You can’t have too much of a good thing…or can you? In response to my recent post on the importance of making employees feel valued, one of my readers, Todd, asked, “Can you overdo appreciation?”
Until recently, I believed there was no such thing as over-appreciating someone, or at least, I could not have told you what “overdone” appreciation looks like. Then, just a few months ago, I started attending a new networking group, where I met Janet.
The first time we spoke, Janet pointed at me and announced to the entire group, “This one is special.” Of course, I relished in the glow of her warm words. But over the course of the meeting, she said the same things about me (in different ways) at least half a dozen times. I was new to the group, so I overlooked my increasing discomfort and graciously accepted each compliment.
The second time I saw Janet, she kindly introduced me to another dozen people, again telling each one how extraordinary I am. About halfway through that networking function, her compliments started to feel inauthentic, and I began wondering what she wanted from me.
So, when I received Todd’s e-mail, I asked about the experiences that motivated his question. He explained:
When I worked for Karen, the CEO at XYZ Company, she would say “thank you” and “great job” so often that it didn`t even seem like she meant it. It was as perfunctory as, “Hey, how are you?” So, the other employees and I never actually knew if we were doing a great job or if she was actually grateful, or if she was just saying it as part of her routine.

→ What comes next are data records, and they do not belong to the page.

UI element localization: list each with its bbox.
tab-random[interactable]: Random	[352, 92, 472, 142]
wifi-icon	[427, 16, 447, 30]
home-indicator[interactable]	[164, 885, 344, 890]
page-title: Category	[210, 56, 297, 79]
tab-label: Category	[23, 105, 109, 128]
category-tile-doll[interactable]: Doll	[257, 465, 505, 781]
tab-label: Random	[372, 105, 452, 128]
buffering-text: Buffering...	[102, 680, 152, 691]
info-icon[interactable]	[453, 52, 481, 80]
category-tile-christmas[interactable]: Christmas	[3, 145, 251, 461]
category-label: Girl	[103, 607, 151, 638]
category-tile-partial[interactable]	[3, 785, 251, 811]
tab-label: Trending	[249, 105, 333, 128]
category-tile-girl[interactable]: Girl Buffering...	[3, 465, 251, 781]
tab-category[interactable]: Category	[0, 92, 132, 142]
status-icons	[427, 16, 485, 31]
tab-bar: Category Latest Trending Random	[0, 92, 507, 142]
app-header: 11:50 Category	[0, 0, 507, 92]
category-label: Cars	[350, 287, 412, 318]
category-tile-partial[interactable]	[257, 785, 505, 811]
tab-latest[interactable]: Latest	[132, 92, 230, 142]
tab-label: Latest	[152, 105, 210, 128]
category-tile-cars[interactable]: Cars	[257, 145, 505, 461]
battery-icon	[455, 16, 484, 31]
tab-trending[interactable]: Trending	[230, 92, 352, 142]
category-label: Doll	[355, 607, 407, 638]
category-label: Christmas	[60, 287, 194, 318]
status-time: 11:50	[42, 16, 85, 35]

After I looked up, “perfunctory,” I began wondering how many leaders struggle with this very issue – striking the balance between making employees feel appreciated and coming across as genuine.
So, how do you ensure that each compliment is well received?
- Be specific. “Thank you” is a very powerful phrase. But to make sure those words don’t lose their impact, try getting more specific. For example, you could say something like, “I really enjoy watching you lead Jeff; it’s clear he feels empowered by your mentoring,” or “You’ve got some mad skills with Excel, and I really appreciate you producing such a valuable slide for my meeting,” or even “Your passion for your work really shines through. I’m grateful to have you on my team.”
- Be authentic. If you’re not really feeling it, don’t say it. People can sense when your appreciation stems from an ulterior motive. Acknowledging or appreciating others is not about getting them to do something; rather, it’s about letting them know that what they’re doing is awesome.
- Acknowledge/appreciate yourself. It’s difficult to give others what you do not give to yourself. Take a few minutes alone each day to acknowledge your successes. This will help you learn to look for accomplishments and practice appreciating them.
The vast majority of us were never shown how to appreciate and validate others, for fear of giving them a “big head.” Yet, it is an incredibly effective leadership tool for increasing productivity, engagement and retention…you know, all the good things we want from our teams.
So, yes, you can overdo inauthentic appreciation. But specific words of genuine admiration and gratitude never lose their value. And the more consistent you are with this type of leadership, the better results you’ll see…both in how you feel and how they respond.